Julian, c’est un peu le XIXe siècle à travers les âges. Ici, l’année 2172, après l’épuisement des réserves pétrolifères mondiales, qui plongèrent les civilisations d’abondance dans une nouvelle ère de pénurie. Plus d’essence, de gaz, ni d’eau, une agriculture extensive devenue impossible, un exode rural massif, des scènes d’émeutes urbaines entraînant la Chute des Villes, et la mise en place d’une néo-féodalité avec ses aristocrates, ses bailleurs, et sa populace ouvrière payée à la journée : voici l’état de l’Amérique du Nord au XXIIe siècle. A la régression sociale s’ajoute une régression intellectuelle et culturelle, depuis que le « Dominion », l’organe central des églises chrétiennes, exerce une censure farouche sur les livres du passé, n’autorisant que les auteurs dont elle approuve les oeuvres, quelques romans inoffensifs d’amour ou d’aventure du XIXe siècle, et des versions expurgées ou imagées de la Bible pour les masses illettrées.
Entre western, roman de guerre, et quête initiatique, Julian joue dans un registre auquel Robert Charles Wilson ne nous avait pas habitués. Depuis le succès de Spin, l’auteur est en effet, avant tout, une personnalité installée de la SF contemporaine. Si ce nouvel opus fort ambitieux (600 pages en très grand format) est effectivement un roman d’anticipation, il n’invoque aucun des arguments science-fictifs coutumiers de l’auteur – du type « l’Europe disparaît » (Darwinia), ou « la Terre est entourée d’une barrière temporelle » (Spin).
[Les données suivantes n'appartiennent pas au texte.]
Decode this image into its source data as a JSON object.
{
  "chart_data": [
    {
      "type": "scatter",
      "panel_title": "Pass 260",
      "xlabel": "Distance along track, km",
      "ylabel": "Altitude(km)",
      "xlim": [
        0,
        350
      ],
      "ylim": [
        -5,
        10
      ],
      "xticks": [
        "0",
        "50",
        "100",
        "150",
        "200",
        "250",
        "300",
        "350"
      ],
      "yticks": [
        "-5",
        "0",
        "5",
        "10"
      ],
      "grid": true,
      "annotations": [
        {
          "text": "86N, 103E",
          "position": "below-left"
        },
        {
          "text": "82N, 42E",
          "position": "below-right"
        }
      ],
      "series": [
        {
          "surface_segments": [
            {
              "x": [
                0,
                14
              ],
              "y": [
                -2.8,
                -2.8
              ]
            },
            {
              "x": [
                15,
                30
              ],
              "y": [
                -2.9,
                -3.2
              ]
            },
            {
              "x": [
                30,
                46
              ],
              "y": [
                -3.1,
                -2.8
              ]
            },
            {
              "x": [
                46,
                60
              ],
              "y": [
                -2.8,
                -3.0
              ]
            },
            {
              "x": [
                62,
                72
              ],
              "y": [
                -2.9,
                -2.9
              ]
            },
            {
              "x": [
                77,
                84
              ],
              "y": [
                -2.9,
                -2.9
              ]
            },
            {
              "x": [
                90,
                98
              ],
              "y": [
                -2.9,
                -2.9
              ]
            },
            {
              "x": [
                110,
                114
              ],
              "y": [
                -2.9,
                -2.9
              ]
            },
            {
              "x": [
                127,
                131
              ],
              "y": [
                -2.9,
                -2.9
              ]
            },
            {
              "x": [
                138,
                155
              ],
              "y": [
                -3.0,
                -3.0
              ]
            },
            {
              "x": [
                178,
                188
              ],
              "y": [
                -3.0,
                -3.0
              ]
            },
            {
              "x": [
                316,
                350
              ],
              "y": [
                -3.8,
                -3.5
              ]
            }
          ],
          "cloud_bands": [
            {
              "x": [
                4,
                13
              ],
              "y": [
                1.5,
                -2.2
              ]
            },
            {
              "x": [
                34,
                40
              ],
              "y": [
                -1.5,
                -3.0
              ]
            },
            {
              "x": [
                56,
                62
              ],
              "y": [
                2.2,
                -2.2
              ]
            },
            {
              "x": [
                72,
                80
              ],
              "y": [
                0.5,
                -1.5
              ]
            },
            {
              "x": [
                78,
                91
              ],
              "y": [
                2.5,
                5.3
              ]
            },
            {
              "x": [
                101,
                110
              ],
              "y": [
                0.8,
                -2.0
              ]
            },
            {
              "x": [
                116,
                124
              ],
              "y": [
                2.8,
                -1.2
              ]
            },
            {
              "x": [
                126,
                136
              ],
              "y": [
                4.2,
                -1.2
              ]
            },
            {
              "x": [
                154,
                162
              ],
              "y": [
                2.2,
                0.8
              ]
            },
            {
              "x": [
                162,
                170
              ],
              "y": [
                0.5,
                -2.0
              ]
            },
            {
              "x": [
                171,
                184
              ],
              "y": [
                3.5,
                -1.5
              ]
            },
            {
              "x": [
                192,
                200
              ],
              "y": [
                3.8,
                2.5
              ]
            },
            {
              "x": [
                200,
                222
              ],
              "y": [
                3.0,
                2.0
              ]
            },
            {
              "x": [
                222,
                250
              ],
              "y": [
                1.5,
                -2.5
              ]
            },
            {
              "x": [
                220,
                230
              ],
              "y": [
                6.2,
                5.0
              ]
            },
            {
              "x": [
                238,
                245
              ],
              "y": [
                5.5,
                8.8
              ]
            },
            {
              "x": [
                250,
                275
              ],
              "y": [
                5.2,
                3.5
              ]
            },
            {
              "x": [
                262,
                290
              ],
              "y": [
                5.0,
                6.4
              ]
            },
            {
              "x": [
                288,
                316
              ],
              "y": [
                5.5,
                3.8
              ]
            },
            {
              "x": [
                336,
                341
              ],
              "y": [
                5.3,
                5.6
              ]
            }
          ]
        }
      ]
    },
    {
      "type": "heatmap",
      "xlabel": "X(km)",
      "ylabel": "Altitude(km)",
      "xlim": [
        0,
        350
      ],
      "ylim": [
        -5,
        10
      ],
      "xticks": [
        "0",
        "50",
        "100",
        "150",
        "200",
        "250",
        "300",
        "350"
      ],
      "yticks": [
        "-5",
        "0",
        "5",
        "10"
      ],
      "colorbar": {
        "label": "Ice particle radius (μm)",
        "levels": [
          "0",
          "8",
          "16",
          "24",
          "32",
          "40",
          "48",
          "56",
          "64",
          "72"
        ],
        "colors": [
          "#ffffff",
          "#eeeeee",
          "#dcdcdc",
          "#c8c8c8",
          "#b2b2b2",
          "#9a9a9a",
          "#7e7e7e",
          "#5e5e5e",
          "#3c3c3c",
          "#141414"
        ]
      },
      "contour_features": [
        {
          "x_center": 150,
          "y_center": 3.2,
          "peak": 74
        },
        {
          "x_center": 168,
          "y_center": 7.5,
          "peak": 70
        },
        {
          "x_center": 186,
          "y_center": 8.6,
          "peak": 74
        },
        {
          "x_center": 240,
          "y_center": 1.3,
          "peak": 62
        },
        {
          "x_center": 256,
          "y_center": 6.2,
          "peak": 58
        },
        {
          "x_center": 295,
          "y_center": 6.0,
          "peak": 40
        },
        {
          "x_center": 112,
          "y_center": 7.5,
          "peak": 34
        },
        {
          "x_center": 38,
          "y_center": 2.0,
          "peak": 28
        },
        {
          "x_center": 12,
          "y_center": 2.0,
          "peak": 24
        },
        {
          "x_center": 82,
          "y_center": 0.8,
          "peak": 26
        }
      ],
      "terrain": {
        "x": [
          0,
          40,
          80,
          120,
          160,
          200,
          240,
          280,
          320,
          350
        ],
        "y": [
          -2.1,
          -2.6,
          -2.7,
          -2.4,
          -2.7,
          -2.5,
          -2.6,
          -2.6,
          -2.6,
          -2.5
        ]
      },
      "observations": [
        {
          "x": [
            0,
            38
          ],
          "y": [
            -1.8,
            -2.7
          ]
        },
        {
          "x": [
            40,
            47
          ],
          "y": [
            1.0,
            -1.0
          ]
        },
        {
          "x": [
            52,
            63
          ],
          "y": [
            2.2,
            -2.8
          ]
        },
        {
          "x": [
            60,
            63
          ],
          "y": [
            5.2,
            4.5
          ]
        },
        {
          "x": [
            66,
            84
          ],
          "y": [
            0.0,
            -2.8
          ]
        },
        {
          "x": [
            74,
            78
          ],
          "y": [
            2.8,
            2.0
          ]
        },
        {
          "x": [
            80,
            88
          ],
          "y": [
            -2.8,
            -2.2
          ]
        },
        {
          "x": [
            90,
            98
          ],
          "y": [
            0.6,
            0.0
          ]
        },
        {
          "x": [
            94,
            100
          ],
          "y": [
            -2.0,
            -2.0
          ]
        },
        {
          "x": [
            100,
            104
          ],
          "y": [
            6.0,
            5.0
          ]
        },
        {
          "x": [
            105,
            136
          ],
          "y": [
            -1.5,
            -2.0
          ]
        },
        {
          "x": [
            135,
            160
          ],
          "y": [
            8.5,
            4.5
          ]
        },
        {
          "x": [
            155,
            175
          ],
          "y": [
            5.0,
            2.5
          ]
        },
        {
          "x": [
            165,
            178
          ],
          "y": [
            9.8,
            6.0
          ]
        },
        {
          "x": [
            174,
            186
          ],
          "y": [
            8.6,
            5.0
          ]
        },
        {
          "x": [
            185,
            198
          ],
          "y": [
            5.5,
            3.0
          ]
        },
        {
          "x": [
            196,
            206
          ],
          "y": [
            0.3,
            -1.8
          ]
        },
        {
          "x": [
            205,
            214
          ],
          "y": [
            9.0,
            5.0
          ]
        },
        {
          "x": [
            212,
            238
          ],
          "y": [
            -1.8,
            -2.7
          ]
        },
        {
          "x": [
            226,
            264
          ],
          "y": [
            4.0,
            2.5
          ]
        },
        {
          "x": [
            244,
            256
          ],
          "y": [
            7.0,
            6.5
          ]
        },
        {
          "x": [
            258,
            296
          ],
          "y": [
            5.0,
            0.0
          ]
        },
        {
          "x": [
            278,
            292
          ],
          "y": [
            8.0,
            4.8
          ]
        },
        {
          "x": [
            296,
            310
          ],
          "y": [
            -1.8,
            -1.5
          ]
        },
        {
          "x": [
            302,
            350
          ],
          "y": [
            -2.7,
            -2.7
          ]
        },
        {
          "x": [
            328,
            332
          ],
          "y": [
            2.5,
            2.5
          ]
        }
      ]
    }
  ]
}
Il ne fait qu’envisager un scénario fort probable (la diminution des ressources et le chaos social), pour se livrer à l’exercice qui sert de véritable prétexte au roman : écrire dans la langue de Mark Twain et Hawthorne, aux origines du roman américain.
Bienvenue, donc, dans l’Amérique des grands espaces et des locomotives qui font tchou-tchou, vue à travers les yeux d’Adam (le premier homme, ou l’ingénu) Hazard, paysan du Nord-est canadien, naïf et bigot à souhait, dont le meilleur ami n’est autre que Julian Comstock, neveu de l’actuel président des Etats-Unis, aristocrate intelligent et curieux, tenu à l’écart du pouvoir dans une province reculée par un oncle jaloux de son titre. Les deux amis fuient la conscription forcée, et partent à l’aventure dans un pays désolé et pauvre, déchiré par la guerre, la famine, et la bêtise. Plus que les gros yeux émerveillés d’Adam découvrant la guerre ou la ville de New York (sorte d’anti-Bardamu), c’est le développement de la personnalité de Julian qui est au coeur du roman. Elevé dans les hautes sphères, plus libérales et moins dogmatiques, il s’intéresse très tôt aux savoirs anciens, comme la théorie hérétique de l’Evolution. Discourant dès qu’il en a l’occasion (au front comme dans les tavernes) de ses idées originales, il obtient rapidement le surnom de « Julian l’Apostat », en écho à l’empereur du IVe siècle qui voulut mettre un frein aux disciples du Christ et restaurer le paganisme.
Un canevas excitant, pour un roman que l’on jugera en partie raté ou réussi, en fonction de ses attentes. Car s’il en faut pour tous les goûts, on n’en trouvera pas moins les épisodes guerriers (deux cinquièmes du livre !) un peu longuets. Au coeur d’un conflit pour les ressources opposant les Etats-Unis aux « Mitteleuropéens » dans la région canadienne du Labrador, Wilson fait preuve d’une précision entêtée pour livrer les détails d’un affrontement à mi-chemin entre la Guerre de Sécession et la boucherie de 14-18. On aurait préféré entendre Julian développer ses apostasies… Les quelques débats théologiques qui parsèment le récit sont de petits bijoux de rhétorique. Au final, c’est bien le style qui constitue l’intérêt principal du roman : dans ce monde de bigoterie et de censure, aucune circonvolution n’est assez complexe pour évoquer ce réel qui ne peut pas se dire, et c’est un plaisir de voir le narrateur se battre avec la langue pour présenter de façon convenable des phénomènes qu’il ne comprend pas (jamais il n’aperçoit, par exemple, que son ami Julian qui fréquente des « Esthètes » et n’a jamais eu de femme est homosexuel).
Trop long, donc, mais si fluide, si doux à l’oreille, que le problème du volume disparaît assez vite, pour faire place à un authentique plaisir littéraire. Patriotisme, sacrifice, dévotion… autant de valeurs désuètes qui font de Julian le roman inaugural d’un genre nouveau : la science-fiction passéiste.